Show the plan to the user BEFORE touching code. Default ordering, by leverage and dependency:

| Phase | Why this position |
|---|---|
| **0 — Safety net** | Add a smoke test or characterization test for the biggest module BEFORE any refactor. Refactoring without tests is reckless. |
| **1 — Cheap visibility wins** | Fix README, prune unused deps, add CHANGELOG entry. Reviewable in minutes; signals progress. |
| **2 — Architecture** | Decompose god-files / god-classes. Highest risk; needs Phase 0 done first. |
| **3 — Documentation sweep** | Docstrings across files. Last, so docs describe the SHAPE AFTER restructuring, not the moving target. |
| **4 — Test backfill** | Coverage floor on changed code. Use `repo-hygiene:testing-new-code` per file. |

Adjust per the survey.
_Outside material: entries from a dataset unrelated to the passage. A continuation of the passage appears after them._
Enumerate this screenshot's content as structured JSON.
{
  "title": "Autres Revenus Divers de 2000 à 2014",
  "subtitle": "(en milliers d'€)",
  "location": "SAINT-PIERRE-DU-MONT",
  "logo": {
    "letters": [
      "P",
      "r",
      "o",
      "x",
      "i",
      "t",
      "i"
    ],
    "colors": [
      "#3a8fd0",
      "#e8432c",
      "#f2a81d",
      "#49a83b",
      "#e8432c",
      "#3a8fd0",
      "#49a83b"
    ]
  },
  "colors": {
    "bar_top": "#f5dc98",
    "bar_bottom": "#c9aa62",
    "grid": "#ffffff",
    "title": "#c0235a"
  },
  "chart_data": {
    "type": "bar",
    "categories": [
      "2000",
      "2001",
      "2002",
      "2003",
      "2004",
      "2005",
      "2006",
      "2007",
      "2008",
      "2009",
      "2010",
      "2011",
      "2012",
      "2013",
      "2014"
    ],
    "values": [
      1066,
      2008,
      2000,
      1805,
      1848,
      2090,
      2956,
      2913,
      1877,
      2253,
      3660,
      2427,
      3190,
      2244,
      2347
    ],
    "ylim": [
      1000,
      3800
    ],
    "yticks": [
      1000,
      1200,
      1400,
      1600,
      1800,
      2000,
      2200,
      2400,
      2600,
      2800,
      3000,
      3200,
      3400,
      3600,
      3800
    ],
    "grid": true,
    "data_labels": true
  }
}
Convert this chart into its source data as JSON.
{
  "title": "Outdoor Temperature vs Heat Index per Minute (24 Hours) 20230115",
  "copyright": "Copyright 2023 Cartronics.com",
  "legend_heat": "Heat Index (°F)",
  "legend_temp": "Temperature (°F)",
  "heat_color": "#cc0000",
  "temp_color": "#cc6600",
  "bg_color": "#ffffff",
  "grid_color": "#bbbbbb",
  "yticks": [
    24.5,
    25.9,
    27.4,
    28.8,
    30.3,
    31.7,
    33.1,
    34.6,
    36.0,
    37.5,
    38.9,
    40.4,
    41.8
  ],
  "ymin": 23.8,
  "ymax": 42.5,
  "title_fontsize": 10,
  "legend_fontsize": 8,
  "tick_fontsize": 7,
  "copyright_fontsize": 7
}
Some projects skip Phase 2 entirely; others ARE Phase 2.

**Wait for explicit user approval before starting Phase 0.**

### 3. Execute, One Phase Per PR

- One phase = one PR. Not one mega-PR.
- Inside a phase, many small commits (one logical change each). Use `repo-hygiene:writing-commit-messages`.
- After each phase, ask the user to review and merge before starting the next.
- If a phase surfaces more issues, NOTE them for a future phase. Don't expand the current scope.
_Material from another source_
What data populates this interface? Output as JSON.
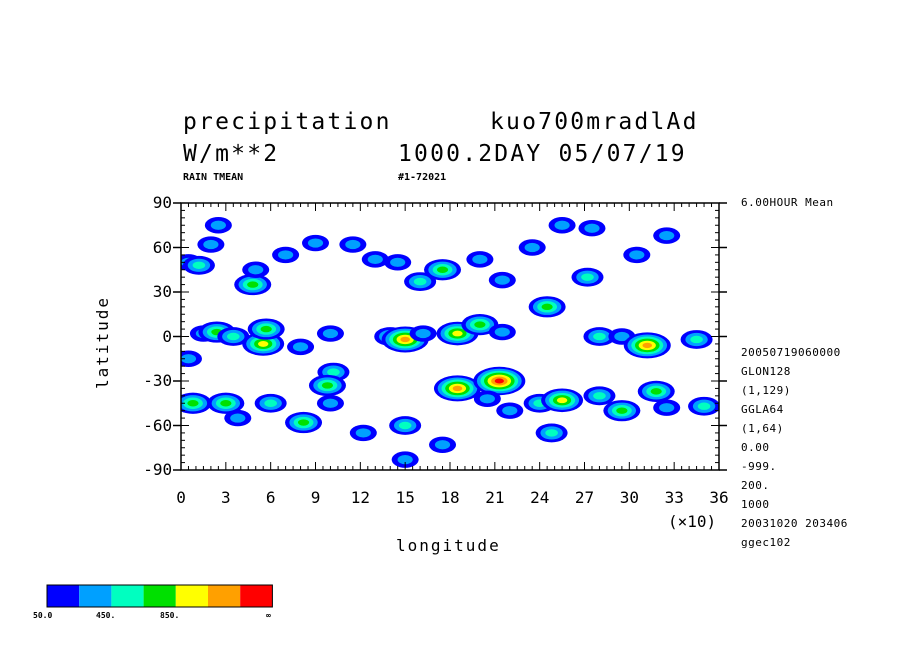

### 4. Use the Other Hygiene Skills as Tools

This skill orchestrates; the others do the work:

- File-size offenders → `repo-hygiene:keeping-files-small` for split proposals
- New code added during refactor → `repo-hygiene:writing-docstrings`
- Public-API changes during refactor → `repo-hygiene:keeping-docs-fresh`
- Each commit → `repo-hygiene:gating-commits` and `repo-hygiene:writing-commit-messages`

## What NOT To Do

| Anti-pattern | Why bad |
|---|---|
| Start with docstring sweep | Highest visibility, lowest leverage. Decorates without fixing. |
| Refactor a god-class before adding tests | Reckless. You'll break things you can't detect. |
| One mega-PR with everything | Unreviewable. Reverting one issue reverts everything. |
| Skip the survey, just start fixing | You'll fix visible issues and miss load-bearing ones. |
| Expand scope mid-phase ("while I'm here…") | Phases stop being focused. Note and move on. |

## Red Flags — STOP

- About to write docstrings on file #1 of 47 with no plan presented
- Refactoring a large file with no test coverage in place first
- Bundling architecture + docs + deps in one commit
- "Appearing thorough" — if your gut says you're optimizing for looking busy over being useful, you are. Pause and check the plan.
- More than ~10 files changed in a single commit during cleanup

## The Bottom Line

A good cleanup leaves the codebase reviewable. A bad cleanup ships a diff so big nobody reads it and no one can revert any single piece of it.